The School, which was funded by the Yong Dung Po Presbyterian Church, in South Korea with assistance from some German Presbyterian Churches, would operate broadband services for Internet connectivity, multi-media systems for radio and video broadcasting and a training programme for software and hardware applications.
Mr Kan-Dapaah said Information Communication and Technology (ICT), was the most reliable developmental tool to meet the country's targets for the Millennium Development Goals (MDG).
He said ICT applications were extremely important for government operations and services, health care, education, business, agriculture, disaster prevention and wealth generation.
Mr Kan-Dapaah noted that the task of achieving the ICT revolution in Ghana was so enormous that it could only be undertaken through the spirit of partnership.

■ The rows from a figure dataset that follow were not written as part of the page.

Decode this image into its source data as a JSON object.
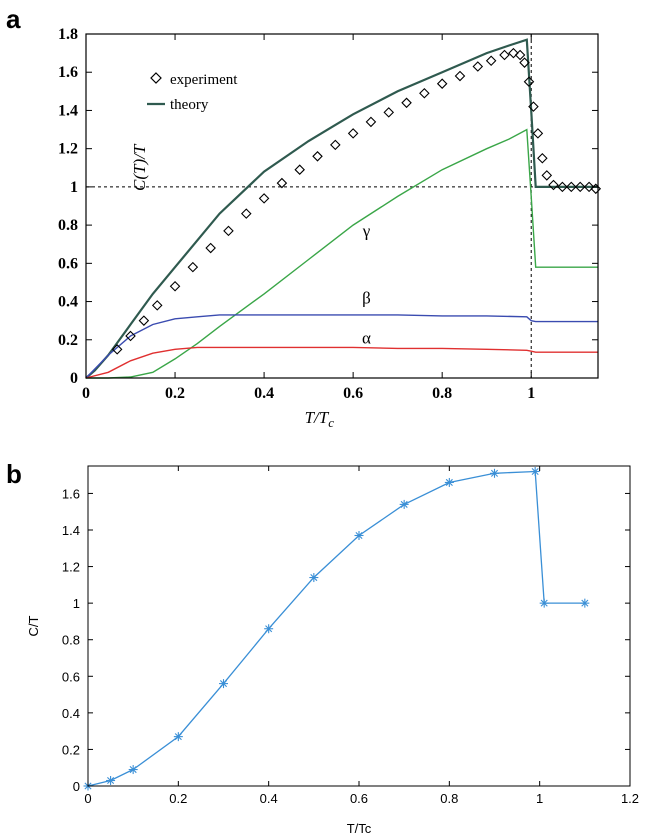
{
  "chart_data": [
    {
      "panel_label": "a",
      "type": "line",
      "xlabel": "T/T",
      "xlabel_sub": "c",
      "ylabel": "C(T)/T",
      "xlim": [
        0,
        1.15
      ],
      "ylim": [
        0,
        1.8
      ],
      "x_ticks": [
        0,
        0.2,
        0.4,
        0.6,
        0.8,
        1
      ],
      "x_tick_labels": [
        "0",
        "0.2",
        "0.4",
        "0.6",
        "0.8",
        "1"
      ],
      "y_ticks": [
        0,
        0.2,
        0.4,
        0.6,
        0.8,
        1,
        1.2,
        1.4,
        1.6,
        1.8
      ],
      "y_tick_labels": [
        "0",
        "0.2",
        "0.4",
        "0.6",
        "0.8",
        "1",
        "1.2",
        "1.4",
        "1.6",
        "1.8"
      ],
      "grid": false,
      "legend_position": "top-left",
      "legend": [
        {
          "label": "experiment",
          "marker": "diamond",
          "color": "#000000"
        },
        {
          "label": "theory",
          "marker": "line",
          "color": "#2f5a4f"
        }
      ],
      "reference_lines": [
        {
          "orientation": "horizontal",
          "value": 1,
          "style": "dashed"
        },
        {
          "orientation": "vertical",
          "value": 1,
          "style": "dashed"
        }
      ],
      "annotations": [
        {
          "text": "γ",
          "x": 0.63,
          "y": 0.74
        },
        {
          "text": "β",
          "x": 0.63,
          "y": 0.39
        },
        {
          "text": "α",
          "x": 0.63,
          "y": 0.18
        }
      ],
      "series": [
        {
          "name": "theory",
          "color": "#2f5a4f",
          "x": [
            0,
            0.02,
            0.05,
            0.1,
            0.15,
            0.2,
            0.3,
            0.4,
            0.5,
            0.6,
            0.7,
            0.8,
            0.9,
            0.95,
            0.99,
            1.0,
            1.01,
            1.05,
            1.1,
            1.15
          ],
          "y": [
            0,
            0.04,
            0.12,
            0.28,
            0.44,
            0.58,
            0.86,
            1.08,
            1.24,
            1.38,
            1.5,
            1.6,
            1.7,
            1.74,
            1.77,
            1.4,
            1.0,
            1.0,
            1.0,
            1.0
          ]
        },
        {
          "name": "γ",
          "color": "#3aa648",
          "x": [
            0,
            0.05,
            0.1,
            0.15,
            0.2,
            0.25,
            0.3,
            0.4,
            0.5,
            0.6,
            0.7,
            0.8,
            0.9,
            0.95,
            0.99,
            1.0,
            1.01,
            1.05,
            1.1,
            1.15
          ],
          "y": [
            0,
            0,
            0.005,
            0.03,
            0.1,
            0.18,
            0.27,
            0.44,
            0.62,
            0.8,
            0.95,
            1.09,
            1.2,
            1.25,
            1.3,
            0.95,
            0.58,
            0.58,
            0.58,
            0.58
          ]
        },
        {
          "name": "β",
          "color": "#3a4bb0",
          "x": [
            0,
            0.05,
            0.1,
            0.15,
            0.2,
            0.25,
            0.3,
            0.4,
            0.5,
            0.6,
            0.7,
            0.8,
            0.9,
            0.99,
            1.0,
            1.01,
            1.05,
            1.1,
            1.15
          ],
          "y": [
            0,
            0.12,
            0.22,
            0.28,
            0.31,
            0.32,
            0.33,
            0.33,
            0.33,
            0.33,
            0.33,
            0.325,
            0.325,
            0.32,
            0.3,
            0.295,
            0.295,
            0.295,
            0.295
          ]
        },
        {
          "name": "α",
          "color": "#e03030",
          "x": [
            0,
            0.05,
            0.1,
            0.15,
            0.2,
            0.25,
            0.3,
            0.4,
            0.5,
            0.6,
            0.7,
            0.8,
            0.9,
            0.99,
            1.0,
            1.01,
            1.05,
            1.1,
            1.15
          ],
          "y": [
            0,
            0.03,
            0.09,
            0.13,
            0.15,
            0.16,
            0.16,
            0.16,
            0.16,
            0.16,
            0.155,
            0.155,
            0.15,
            0.145,
            0.14,
            0.135,
            0.135,
            0.135,
            0.135
          ]
        },
        {
          "name": "experiment",
          "color": "#000000",
          "marker": "diamond",
          "x": [
            0.07,
            0.1,
            0.13,
            0.16,
            0.2,
            0.24,
            0.28,
            0.32,
            0.36,
            0.4,
            0.44,
            0.48,
            0.52,
            0.56,
            0.6,
            0.64,
            0.68,
            0.72,
            0.76,
            0.8,
            0.84,
            0.88,
            0.91,
            0.94,
            0.96,
            0.975,
            0.985,
            0.995,
            1.005,
            1.015,
            1.025,
            1.035,
            1.05,
            1.07,
            1.09,
            1.11,
            1.13,
            1.145
          ],
          "y": [
            0.15,
            0.22,
            0.3,
            0.38,
            0.48,
            0.58,
            0.68,
            0.77,
            0.86,
            0.94,
            1.02,
            1.09,
            1.16,
            1.22,
            1.28,
            1.34,
            1.39,
            1.44,
            1.49,
            1.54,
            1.58,
            1.63,
            1.66,
            1.69,
            1.7,
            1.69,
            1.65,
            1.55,
            1.42,
            1.28,
            1.15,
            1.06,
            1.01,
            1.0,
            1.0,
            1.0,
            1.0,
            0.99
          ]
        }
      ]
    },
    {
      "panel_label": "b",
      "type": "line",
      "xlabel": "T/Tc",
      "ylabel": "C/T",
      "xlim": [
        0,
        1.2
      ],
      "ylim": [
        0,
        1.75
      ],
      "x_ticks": [
        0,
        0.2,
        0.4,
        0.6,
        0.8,
        1,
        1.2
      ],
      "x_tick_labels": [
        "0",
        "0.2",
        "0.4",
        "0.6",
        "0.8",
        "1",
        "1.2"
      ],
      "y_ticks": [
        0,
        0.2,
        0.4,
        0.6,
        0.8,
        1,
        1.2,
        1.4,
        1.6
      ],
      "y_tick_labels": [
        "0",
        "0.2",
        "0.4",
        "0.6",
        "0.8",
        "1",
        "1.2",
        "1.4",
        "1.6"
      ],
      "grid": false,
      "series": [
        {
          "color": "#3a8fd6",
          "marker": "asterisk",
          "x": [
            0,
            0.05,
            0.1,
            0.2,
            0.3,
            0.4,
            0.5,
            0.6,
            0.7,
            0.8,
            0.9,
            0.99,
            1.01,
            1.1
          ],
          "y": [
            0,
            0.03,
            0.09,
            0.27,
            0.56,
            0.86,
            1.14,
            1.37,
            1.54,
            1.66,
            1.71,
            1.72,
            1.0,
            1.0
          ]
        }
      ]
    }
  ]
}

He commended the Presbyterian Church for helping the Government to attain the target of the World Summit on Information Society, to connect educational institutions and rural communities to ICT.
Mr Kan- Dapaah said through such partnerships, Ghana could realise at least three million dollars, through export revenue from ICT business ventures from the US, by 2006.
The South Korean Ambassador to Ghana, Mr Lee Sang Pal, commended President John Agyekum Kufuor, for his leadership qualities that had ensured political stability and enhanced socio-economic development of Ghana.
He said the School would open a new page in South Korea's relationship with Ghana.
The Moderator of the General Assembly of the Presbyterian Church of Ghana, the Rt Rev. Dr Sam Prempeh, urged students to take advantage of the facility to prepare them adequately for the job market.
Dr Francis Osafo-Mensah, Regional Minister, in an address read on his behalf, advised students to apply themselves diligently to their studies and avoid frivolous habits that would retard their progress. The Rev. Nam Kee Huh, from the South Korea Presbyterian Church, said the establishment of the School was one of the means by which the Church could promote peace in the world.